I’ll offer one quick though in response to the non-food nature of these comments, and then I hope we’ll go back to what’s great about this blog - the food! ;-) The thought is this: don’t buy into the idea that intermarriage is as big as issue as some would have you believe - the issue is increasing non-observance at any "level" of Jews. I’m the male non-Jewish (Ben Noach, hopeful later convert) spouse that married into a family of three children; the other two siblings married Jews. Guess which of the three families is the only one to have a kosher kitchen, attend shul regularly, send the kids to religious school, etc…?The issue is not intermarriage, which has arguably been a fundamental component of the continued existence of the Jewish people as they spread out in various directions across the globe. Ever wonder why your local Chabad rabbi looks like a white Russian, or why the Jews of Yemen have the dark skin of Arab Yemenites, or why the Beta Israel are black skinned like their non-Jewish countrymen? It isn’t because they all looked that different at first…

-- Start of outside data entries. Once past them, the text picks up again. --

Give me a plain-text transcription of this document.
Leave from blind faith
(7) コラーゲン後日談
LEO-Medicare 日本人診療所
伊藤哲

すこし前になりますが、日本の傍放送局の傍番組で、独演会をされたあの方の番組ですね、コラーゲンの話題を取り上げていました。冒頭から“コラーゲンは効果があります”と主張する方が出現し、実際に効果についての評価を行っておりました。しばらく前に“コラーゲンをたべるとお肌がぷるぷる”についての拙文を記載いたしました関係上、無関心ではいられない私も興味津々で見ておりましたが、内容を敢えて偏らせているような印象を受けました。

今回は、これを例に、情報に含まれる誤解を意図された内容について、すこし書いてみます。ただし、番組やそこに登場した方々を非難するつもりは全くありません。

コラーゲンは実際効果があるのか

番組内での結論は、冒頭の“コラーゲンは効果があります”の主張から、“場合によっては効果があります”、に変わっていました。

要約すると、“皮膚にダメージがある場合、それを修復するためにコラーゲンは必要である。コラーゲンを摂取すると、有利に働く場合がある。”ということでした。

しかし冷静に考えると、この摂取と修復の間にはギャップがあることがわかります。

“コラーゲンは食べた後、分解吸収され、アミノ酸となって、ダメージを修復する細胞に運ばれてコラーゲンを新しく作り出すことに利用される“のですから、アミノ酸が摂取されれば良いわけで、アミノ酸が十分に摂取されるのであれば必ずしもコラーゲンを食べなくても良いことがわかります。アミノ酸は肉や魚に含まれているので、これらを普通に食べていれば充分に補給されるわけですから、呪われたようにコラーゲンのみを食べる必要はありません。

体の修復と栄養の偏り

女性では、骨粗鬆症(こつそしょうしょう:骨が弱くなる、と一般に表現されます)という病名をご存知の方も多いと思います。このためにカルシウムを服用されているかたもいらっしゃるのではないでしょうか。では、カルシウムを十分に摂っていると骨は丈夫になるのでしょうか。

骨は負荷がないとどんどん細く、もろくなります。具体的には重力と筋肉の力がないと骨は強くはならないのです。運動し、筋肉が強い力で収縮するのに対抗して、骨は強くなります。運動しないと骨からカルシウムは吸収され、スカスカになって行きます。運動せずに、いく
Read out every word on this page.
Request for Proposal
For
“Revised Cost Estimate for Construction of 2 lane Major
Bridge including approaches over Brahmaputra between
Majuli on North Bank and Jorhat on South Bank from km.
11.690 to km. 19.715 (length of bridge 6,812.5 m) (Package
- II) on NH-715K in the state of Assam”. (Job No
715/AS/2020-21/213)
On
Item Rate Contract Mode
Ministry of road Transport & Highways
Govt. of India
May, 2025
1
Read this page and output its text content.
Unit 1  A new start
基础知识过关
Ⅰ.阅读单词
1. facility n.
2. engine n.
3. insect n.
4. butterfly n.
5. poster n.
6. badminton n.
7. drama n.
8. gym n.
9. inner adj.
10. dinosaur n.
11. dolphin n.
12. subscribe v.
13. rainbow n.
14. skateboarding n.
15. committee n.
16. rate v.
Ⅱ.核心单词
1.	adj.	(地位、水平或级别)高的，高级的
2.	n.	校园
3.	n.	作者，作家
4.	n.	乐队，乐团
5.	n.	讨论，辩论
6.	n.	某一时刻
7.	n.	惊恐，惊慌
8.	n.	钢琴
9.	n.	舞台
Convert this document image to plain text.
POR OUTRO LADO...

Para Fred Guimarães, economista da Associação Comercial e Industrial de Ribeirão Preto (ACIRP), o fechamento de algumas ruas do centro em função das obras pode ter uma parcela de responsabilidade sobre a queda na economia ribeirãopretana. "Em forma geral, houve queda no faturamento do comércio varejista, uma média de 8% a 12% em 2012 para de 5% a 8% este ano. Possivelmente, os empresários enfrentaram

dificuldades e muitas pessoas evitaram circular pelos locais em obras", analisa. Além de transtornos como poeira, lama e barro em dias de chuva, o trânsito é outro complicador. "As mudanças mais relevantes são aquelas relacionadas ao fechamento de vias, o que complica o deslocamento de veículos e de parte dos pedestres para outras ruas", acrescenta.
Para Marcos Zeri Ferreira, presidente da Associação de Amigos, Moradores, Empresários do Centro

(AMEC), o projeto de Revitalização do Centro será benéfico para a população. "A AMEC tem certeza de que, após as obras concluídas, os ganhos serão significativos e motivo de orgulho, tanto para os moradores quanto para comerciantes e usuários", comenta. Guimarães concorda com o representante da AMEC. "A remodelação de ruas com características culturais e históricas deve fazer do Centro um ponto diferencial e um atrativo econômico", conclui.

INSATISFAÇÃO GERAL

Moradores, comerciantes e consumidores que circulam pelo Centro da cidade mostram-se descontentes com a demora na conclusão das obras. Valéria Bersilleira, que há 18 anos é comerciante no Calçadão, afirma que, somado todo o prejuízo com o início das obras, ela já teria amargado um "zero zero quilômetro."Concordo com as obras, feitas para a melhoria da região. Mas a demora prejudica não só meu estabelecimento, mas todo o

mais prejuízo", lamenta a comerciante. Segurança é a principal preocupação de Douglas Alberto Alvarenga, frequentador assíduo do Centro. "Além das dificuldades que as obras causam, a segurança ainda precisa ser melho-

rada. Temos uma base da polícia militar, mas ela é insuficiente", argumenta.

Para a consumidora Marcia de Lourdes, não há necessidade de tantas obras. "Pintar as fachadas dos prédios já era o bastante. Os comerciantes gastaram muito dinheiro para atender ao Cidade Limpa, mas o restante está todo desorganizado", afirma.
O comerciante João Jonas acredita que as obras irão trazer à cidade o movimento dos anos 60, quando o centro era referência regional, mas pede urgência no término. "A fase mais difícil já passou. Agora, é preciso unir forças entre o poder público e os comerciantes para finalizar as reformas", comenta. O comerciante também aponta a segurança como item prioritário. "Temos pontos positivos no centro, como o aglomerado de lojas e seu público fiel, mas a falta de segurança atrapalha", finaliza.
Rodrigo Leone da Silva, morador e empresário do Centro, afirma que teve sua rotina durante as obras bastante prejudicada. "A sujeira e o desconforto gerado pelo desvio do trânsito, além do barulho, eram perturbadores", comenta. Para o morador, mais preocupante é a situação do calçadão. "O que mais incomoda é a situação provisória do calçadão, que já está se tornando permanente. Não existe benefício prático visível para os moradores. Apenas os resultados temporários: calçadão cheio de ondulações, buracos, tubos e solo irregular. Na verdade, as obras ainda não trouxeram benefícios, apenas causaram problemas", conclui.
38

As the child of intermarried parents myself, I understand that there are exceptions to the rule, and I recognize that intermarriage is simply a symptom of the greater problem of decreased observance. The statistics show that if you’re the child of typical, religiously-disinterested intermarried parents, you have very little chance of emerging a frum Jew. I’m lucky that a very specific chain of events occurred in my life that led me to Yiddishkeit.Now, for me to believe that intermarriage has been a "fundamental component of the existence of the Jewish people", I’ll need a bit more scientific evidence. I’d say that observance of our halakhic stringencies and a commitment to comprehensive Jewish life (the environment you’re building for your family) is what has preserved the Jewish people for generations — not intermarriage.With that aside — I’m heartened by your attachment to Judaism, wish you luck in your conversion plans, and I agree that we should get back to food!